Joe Cohn, the foundation’s legislative and policy director, said that by requiring campus disciplinary proceedings to comply with guidance from the Office for Civil Rights, the department would, in effect, codify in regulation the “preponderance” evidence standard that Congress specifically rejected in its recent changes to the Clery Act.
“The negotiated rule making process does not empower negotiators to sneak into law substantive requirements that were debated and rejected by Congress,” Cohn said. “Negotiated rule makers were not elected by the public. They must not replace Congress’s will with their own.”
FIRE said that the department and negotiators on the rule making panel who supported the change were contradicting Congressional intent and exceeding their rule making power.

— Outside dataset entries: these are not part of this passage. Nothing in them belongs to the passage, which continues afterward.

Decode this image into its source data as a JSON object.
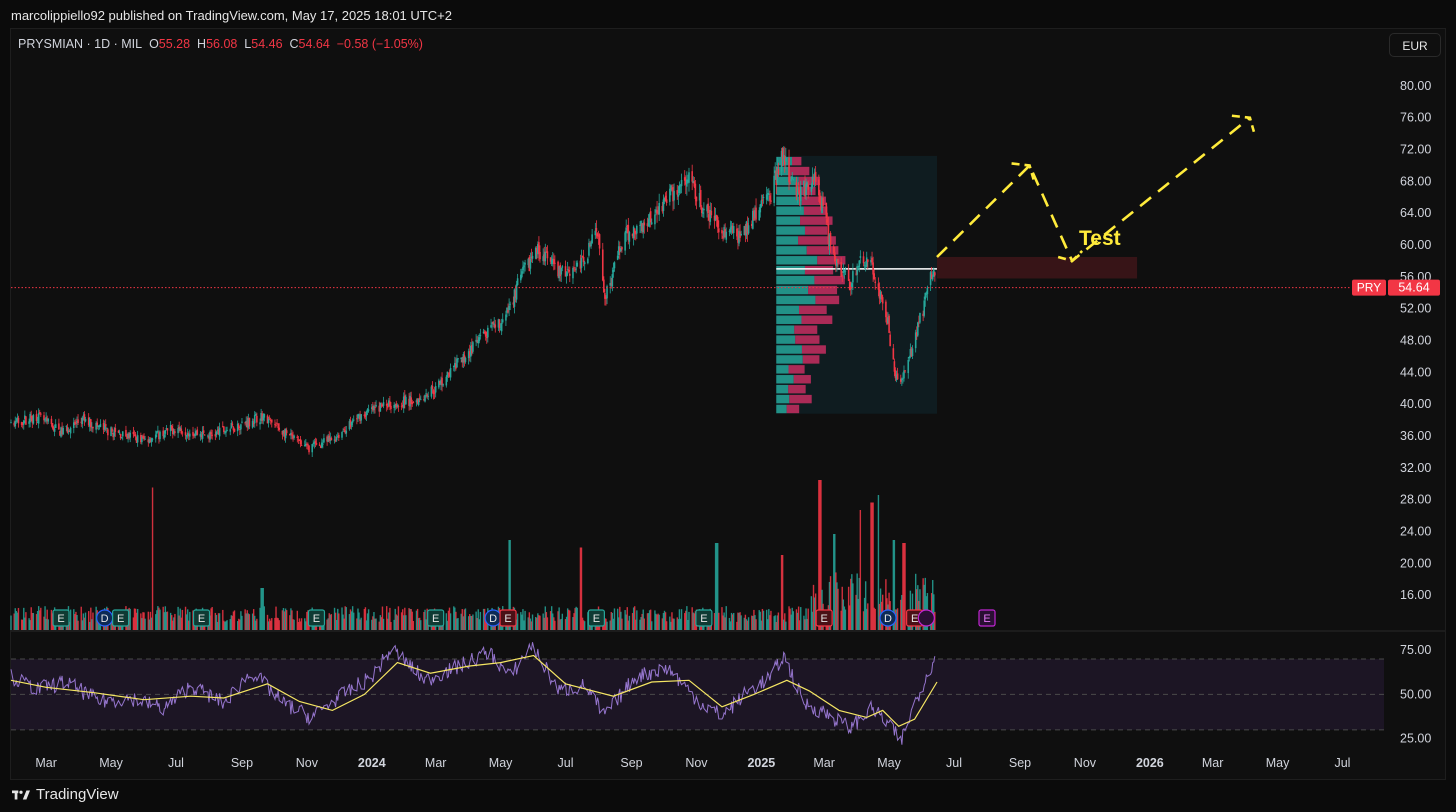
{
  "header": {
    "published_line": "marcolippiello92 published on TradingView.com, May 17, 2025 18:01 UTC+2"
  },
  "legend": {
    "symbol_line": "PRYSMIAN · 1D · MIL",
    "o_label": "O",
    "o_value": "55.28",
    "h_label": "H",
    "h_value": "56.08",
    "l_label": "L",
    "l_value": "54.46",
    "c_label": "C",
    "c_value": "54.64",
    "change": "−0.58 (−1.05%)"
  },
  "currency_button": "EUR",
  "branding": "TradingView",
  "colors": {
    "up": "#26a69a",
    "down": "#f23645",
    "rsi_line": "#9575cd",
    "rsi_ma": "#f5e663",
    "annotation": "#ffeb3b",
    "price_line": "#f23645"
  },
  "chart_data": [
    {
      "type": "candlestick",
      "symbol": "PRYSMIAN",
      "ticker": "PRY",
      "interval": "1D",
      "exchange": "MIL",
      "last_price": "54.64",
      "y_ticks": [
        "80.00",
        "76.00",
        "72.00",
        "68.00",
        "64.00",
        "60.00",
        "56.00",
        "52.00",
        "48.00",
        "44.00",
        "40.00",
        "36.00",
        "32.00",
        "28.00",
        "24.00",
        "20.00",
        "16.00"
      ],
      "ylim": [
        13.5,
        82
      ],
      "x_ticks": [
        "Mar",
        "May",
        "Jul",
        "Sep",
        "Nov",
        "2024",
        "Mar",
        "May",
        "Jul",
        "Sep",
        "Nov",
        "2025",
        "Mar",
        "May",
        "Jul",
        "Sep",
        "Nov",
        "2026",
        "Mar",
        "May",
        "Jul"
      ],
      "x_tick_dates": [
        "2023-03-01",
        "2023-05-01",
        "2023-07-01",
        "2023-09-01",
        "2023-11-01",
        "2024-01-01",
        "2024-03-01",
        "2024-05-01",
        "2024-07-01",
        "2024-09-01",
        "2024-11-01",
        "2025-01-01",
        "2025-03-01",
        "2025-05-01",
        "2025-07-01",
        "2025-09-01",
        "2025-11-01",
        "2026-01-01",
        "2026-03-01",
        "2026-05-01",
        "2026-07-01"
      ],
      "xlim": [
        "2023-01-27",
        "2026-08-09"
      ],
      "price_path": [
        [
          "2023-01-27",
          37.5
        ],
        [
          "2023-02-20",
          38.5
        ],
        [
          "2023-03-15",
          36.5
        ],
        [
          "2023-04-05",
          38.0
        ],
        [
          "2023-05-01",
          36.5
        ],
        [
          "2023-06-01",
          35.5
        ],
        [
          "2023-07-01",
          37.0
        ],
        [
          "2023-08-01",
          36.0
        ],
        [
          "2023-09-01",
          37.5
        ],
        [
          "2023-09-20",
          38.5
        ],
        [
          "2023-10-15",
          36.0
        ],
        [
          "2023-11-01",
          34.5
        ],
        [
          "2023-11-25",
          35.5
        ],
        [
          "2023-12-20",
          38.5
        ],
        [
          "2024-01-15",
          40.0
        ],
        [
          "2024-02-10",
          40.5
        ],
        [
          "2024-03-01",
          42.0
        ],
        [
          "2024-03-25",
          45.5
        ],
        [
          "2024-04-15",
          48.5
        ],
        [
          "2024-05-05",
          50.5
        ],
        [
          "2024-05-20",
          56.0
        ],
        [
          "2024-06-05",
          59.5
        ],
        [
          "2024-06-25",
          56.5
        ],
        [
          "2024-07-15",
          57.5
        ],
        [
          "2024-08-01",
          62.0
        ],
        [
          "2024-08-07",
          53.5
        ],
        [
          "2024-08-25",
          61.0
        ],
        [
          "2024-09-15",
          63.0
        ],
        [
          "2024-10-05",
          66.0
        ],
        [
          "2024-10-25",
          68.0
        ],
        [
          "2024-11-10",
          64.0
        ],
        [
          "2024-11-25",
          62.0
        ],
        [
          "2024-12-15",
          61.0
        ],
        [
          "2024-12-25",
          64.0
        ],
        [
          "2025-01-10",
          66.5
        ],
        [
          "2025-01-20",
          71.0
        ],
        [
          "2025-02-05",
          66.5
        ],
        [
          "2025-02-20",
          68.0
        ],
        [
          "2025-03-01",
          64.0
        ],
        [
          "2025-03-05",
          61.0
        ],
        [
          "2025-03-15",
          57.0
        ],
        [
          "2025-03-25",
          55.0
        ],
        [
          "2025-04-07",
          58.5
        ],
        [
          "2025-04-15",
          57.0
        ],
        [
          "2025-04-22",
          54.0
        ],
        [
          "2025-04-30",
          50.0
        ],
        [
          "2025-05-05",
          45.0
        ],
        [
          "2025-05-09",
          42.5
        ],
        [
          "2025-05-17",
          44.0
        ],
        [
          "2025-05-26",
          49.0
        ],
        [
          "2025-06-02",
          52.0
        ],
        [
          "2025-06-09",
          56.0
        ],
        [
          "2025-06-12",
          57.5
        ],
        [
          "2025-06-15",
          54.64
        ]
      ],
      "volume_ylim": [
        0,
        100
      ],
      "volume_note": "relative bar heights",
      "volume_spikes": [
        [
          "2023-06-10",
          95,
          "down"
        ],
        [
          "2023-09-20",
          28,
          "up"
        ],
        [
          "2024-05-10",
          60,
          "up"
        ],
        [
          "2024-07-15",
          55,
          "down"
        ],
        [
          "2024-11-20",
          58,
          "up"
        ],
        [
          "2025-01-20",
          50,
          "down"
        ],
        [
          "2025-02-25",
          100,
          "down"
        ],
        [
          "2025-03-10",
          64,
          "up"
        ],
        [
          "2025-04-05",
          80,
          "down"
        ],
        [
          "2025-04-15",
          85,
          "down"
        ],
        [
          "2025-04-20",
          90,
          "up"
        ],
        [
          "2025-05-05",
          60,
          "up"
        ],
        [
          "2025-05-15",
          58,
          "down"
        ]
      ],
      "events": [
        {
          "date": "2023-03-15",
          "label": "E",
          "kind": "earnings-past"
        },
        {
          "date": "2023-04-25",
          "label": "D",
          "kind": "dividend"
        },
        {
          "date": "2023-05-10",
          "label": "E",
          "kind": "earnings-past"
        },
        {
          "date": "2023-07-25",
          "label": "E",
          "kind": "earnings-past"
        },
        {
          "date": "2023-11-10",
          "label": "E",
          "kind": "earnings-past"
        },
        {
          "date": "2024-03-01",
          "label": "E",
          "kind": "earnings-past"
        },
        {
          "date": "2024-04-24",
          "label": "D",
          "kind": "dividend"
        },
        {
          "date": "2024-05-08",
          "label": "E",
          "kind": "earnings-negative"
        },
        {
          "date": "2024-07-30",
          "label": "E",
          "kind": "earnings-past"
        },
        {
          "date": "2024-11-08",
          "label": "E",
          "kind": "earnings-past"
        },
        {
          "date": "2025-03-01",
          "label": "E",
          "kind": "earnings-negative"
        },
        {
          "date": "2025-04-30",
          "label": "D",
          "kind": "dividend"
        },
        {
          "date": "2025-05-25",
          "label": "E",
          "kind": "earnings-negative"
        },
        {
          "date": "2025-06-05",
          "label": "",
          "kind": "split"
        },
        {
          "date": "2025-08-01",
          "label": "E",
          "kind": "earnings-future"
        }
      ],
      "volume_profile_range": {
        "from": "2025-01-15",
        "to": "2025-06-15",
        "low": 38.8,
        "high": 71.2,
        "poc": 57.0
      },
      "resistance_zone": {
        "from": "2025-06-15",
        "to": "2025-12-20",
        "low": 55.8,
        "high": 58.5
      },
      "annotations": [
        {
          "text": "Test",
          "date": "2025-11-15",
          "price": 60.0
        },
        {
          "type": "projection",
          "points": [
            [
              "2025-06-15",
              58.5
            ],
            [
              "2025-09-10",
              70.0
            ],
            [
              "2025-10-20",
              58.0
            ],
            [
              "2026-04-05",
              76.0
            ]
          ]
        }
      ],
      "price_label": {
        "ticker": "PRY",
        "value": "54.64"
      }
    },
    {
      "type": "line",
      "name": "RSI",
      "y_ticks": [
        "75.00",
        "50.00",
        "25.00"
      ],
      "ylim": [
        22,
        83
      ],
      "bands": [
        30,
        70
      ],
      "rsi_path": [
        [
          "2023-01-27",
          60
        ],
        [
          "2023-02-20",
          53
        ],
        [
          "2023-03-20",
          57
        ],
        [
          "2023-04-20",
          46
        ],
        [
          "2023-05-20",
          48
        ],
        [
          "2023-06-20",
          42
        ],
        [
          "2023-07-15",
          55
        ],
        [
          "2023-08-15",
          45
        ],
        [
          "2023-09-10",
          63
        ],
        [
          "2023-10-10",
          45
        ],
        [
          "2023-11-05",
          37
        ],
        [
          "2023-11-30",
          48
        ],
        [
          "2024-01-01",
          60
        ],
        [
          "2024-01-20",
          76
        ],
        [
          "2024-02-20",
          58
        ],
        [
          "2024-03-20",
          65
        ],
        [
          "2024-04-20",
          74
        ],
        [
          "2024-05-10",
          60
        ],
        [
          "2024-05-30",
          78
        ],
        [
          "2024-06-25",
          52
        ],
        [
          "2024-07-20",
          55
        ],
        [
          "2024-08-06",
          38
        ],
        [
          "2024-09-05",
          60
        ],
        [
          "2024-10-05",
          65
        ],
        [
          "2024-11-05",
          45
        ],
        [
          "2024-11-25",
          38
        ],
        [
          "2024-12-20",
          52
        ],
        [
          "2025-01-10",
          60
        ],
        [
          "2025-01-22",
          72
        ],
        [
          "2025-02-10",
          45
        ],
        [
          "2025-03-01",
          40
        ],
        [
          "2025-03-25",
          31
        ],
        [
          "2025-04-15",
          42
        ],
        [
          "2025-05-01",
          33
        ],
        [
          "2025-05-12",
          23
        ],
        [
          "2025-05-25",
          45
        ],
        [
          "2025-06-05",
          60
        ],
        [
          "2025-06-12",
          70
        ],
        [
          "2025-06-15",
          64
        ]
      ],
      "ma_path": [
        [
          "2023-01-27",
          58
        ],
        [
          "2023-03-01",
          54
        ],
        [
          "2023-04-15",
          51
        ],
        [
          "2023-06-01",
          47
        ],
        [
          "2023-07-15",
          49
        ],
        [
          "2023-08-15",
          48
        ],
        [
          "2023-09-25",
          56
        ],
        [
          "2023-10-25",
          46
        ],
        [
          "2023-11-25",
          41
        ],
        [
          "2023-12-25",
          50
        ],
        [
          "2024-01-25",
          68
        ],
        [
          "2024-02-25",
          62
        ],
        [
          "2024-04-01",
          66
        ],
        [
          "2024-05-01",
          68
        ],
        [
          "2024-06-01",
          72
        ],
        [
          "2024-07-01",
          56
        ],
        [
          "2024-08-15",
          49
        ],
        [
          "2024-09-20",
          57
        ],
        [
          "2024-10-25",
          58
        ],
        [
          "2024-11-25",
          43
        ],
        [
          "2024-12-25",
          50
        ],
        [
          "2025-01-25",
          58
        ],
        [
          "2025-02-15",
          52
        ],
        [
          "2025-03-15",
          41
        ],
        [
          "2025-04-10",
          37
        ],
        [
          "2025-04-25",
          41
        ],
        [
          "2025-05-10",
          32
        ],
        [
          "2025-05-25",
          36
        ],
        [
          "2025-06-15",
          57
        ]
      ]
    }
  ]
}
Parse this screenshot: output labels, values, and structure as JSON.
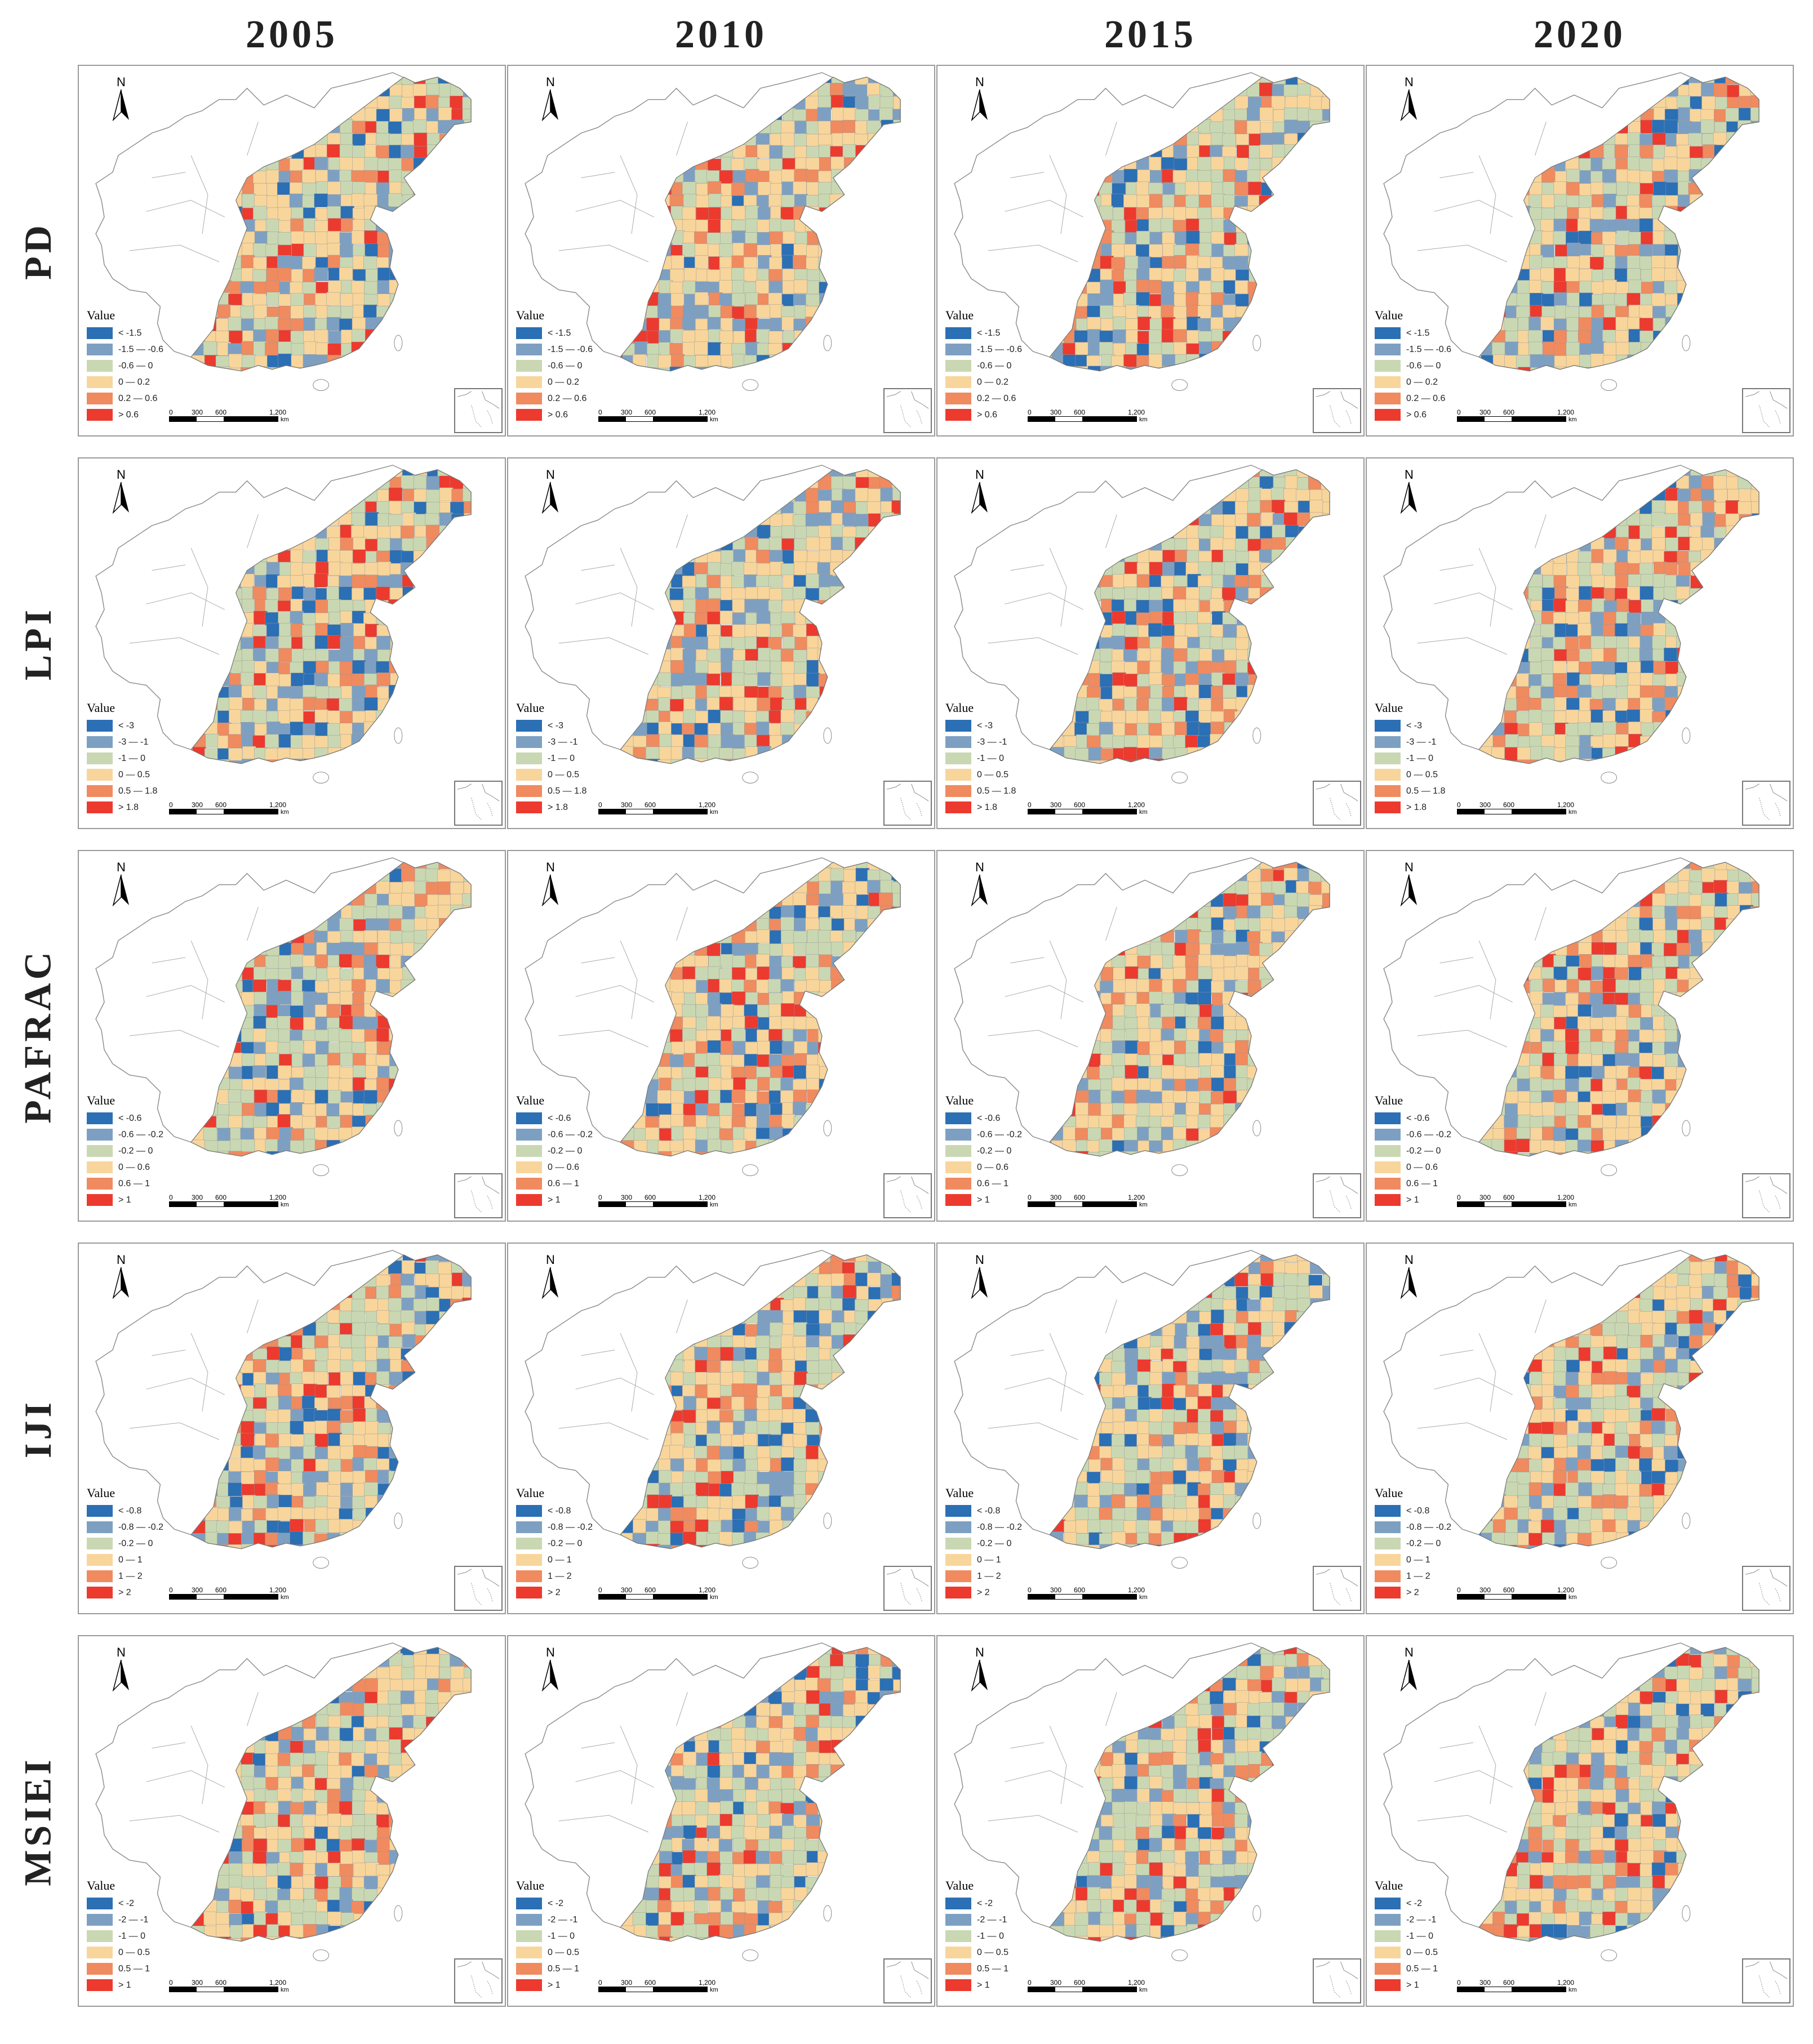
{
  "years": [
    "2005",
    "2010",
    "2015",
    "2020"
  ],
  "palette": [
    "#2b6fb5",
    "#7da0c2",
    "#c9d8b2",
    "#f8d59b",
    "#f08a5f",
    "#ec3a2e"
  ],
  "map_common": {
    "north_label": "N",
    "legend_title": "Value",
    "scale_ticks": [
      "0",
      "300",
      "600",
      "1,200"
    ],
    "scale_unit": "km"
  },
  "rows": [
    {
      "label": "PD",
      "legend": [
        "< -1.5",
        "-1.5 — -0.6",
        "-0.6 — 0",
        "0 — 0.2",
        "0.2 — 0.6",
        "> 0.6"
      ]
    },
    {
      "label": "LPI",
      "legend": [
        "< -3",
        "-3 — -1",
        "-1 — 0",
        "0 — 0.5",
        "0.5 — 1.8",
        "> 1.8"
      ]
    },
    {
      "label": "PAFRAC",
      "legend": [
        "< -0.6",
        "-0.6 — -0.2",
        "-0.2 — 0",
        "0 — 0.6",
        "0.6 — 1",
        "> 1"
      ]
    },
    {
      "label": "IJI",
      "legend": [
        "< -0.8",
        "-0.8 — -0.2",
        "-0.2 — 0",
        "0 — 1",
        "1 — 2",
        "> 2"
      ]
    },
    {
      "label": "MSIEI",
      "legend": [
        "< -2",
        "-2 — -1",
        "-1 — 0",
        "0 — 0.5",
        "0.5 — 1",
        "> 1"
      ]
    }
  ]
}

S. Daniel Carter, a campus safety advocate, meanwhile, said that the proposed rule tracks Congressional intent by deferring the standard of evidence issue to be decided at the sub-regulatory level -- that is, through the guidance issued by the department’s civil rights office.
Carter, who directs the 32 National Campus Safety Initiative at the VTV Family Outreach Foundation and is a member of the negotiating panel, said he disagrees with FIRE’s interpretation of the draft.
Education Department officials, in opening the rule making session last month, said that the negotiating panel was only meant to address Clery Act requirements.
“The requirements of Title IX, including those set forth in the April 4, 2011 Dear Colleague Letter on sexual violence, remain unchanged, and schools must comply with them as before,” the department wrote in a PowerPoint presentation.
Still, even if the department’s rule making is focused on the Clery Act and not Title IX, it would be possible for the administration to establish an evidentiary standard consistent with the one it has said exists in Title IX.
Erin E. Buzuvis, a professor at Western New England University School of Law and an expert in Title IX law, said that although the department’s rule making under the Clery Act would not change Title IX itself, it could possibly elevate the preponderance of the evidence standard into regulation.
Buzuvis, who had not reviewed the department’s proposal, said that agencies often engage in “incorporation by reference” to adopt the standards of another part of law elsewhere.
“If the department were to incorporate by reference [its guidance on Title IX evidentiary standards], which is a practice that agencies engage in all the time, those requirements do become binding and have the force of law.”
Still, she said she believes the Education Department has the clear authority to promulgate rules about the standard of evidence under the Clery Act. The fact that Congress ended up not including such a standard in the final version of the new version of the Clery Act, she said, does not endorse any particular standard but rather leaves it up to the agency to decide.
“I think the Clery Act left the department no choice but to create a standard of evidence,” she said. “It’s just such an obvious question when it comes to looking at what the hearings are going to look like: what standard of evidence is going to be used?”
The department’s rule making panel on the campus safety issues will continue its meeting Tuesday and another negotiating session is slated for next month.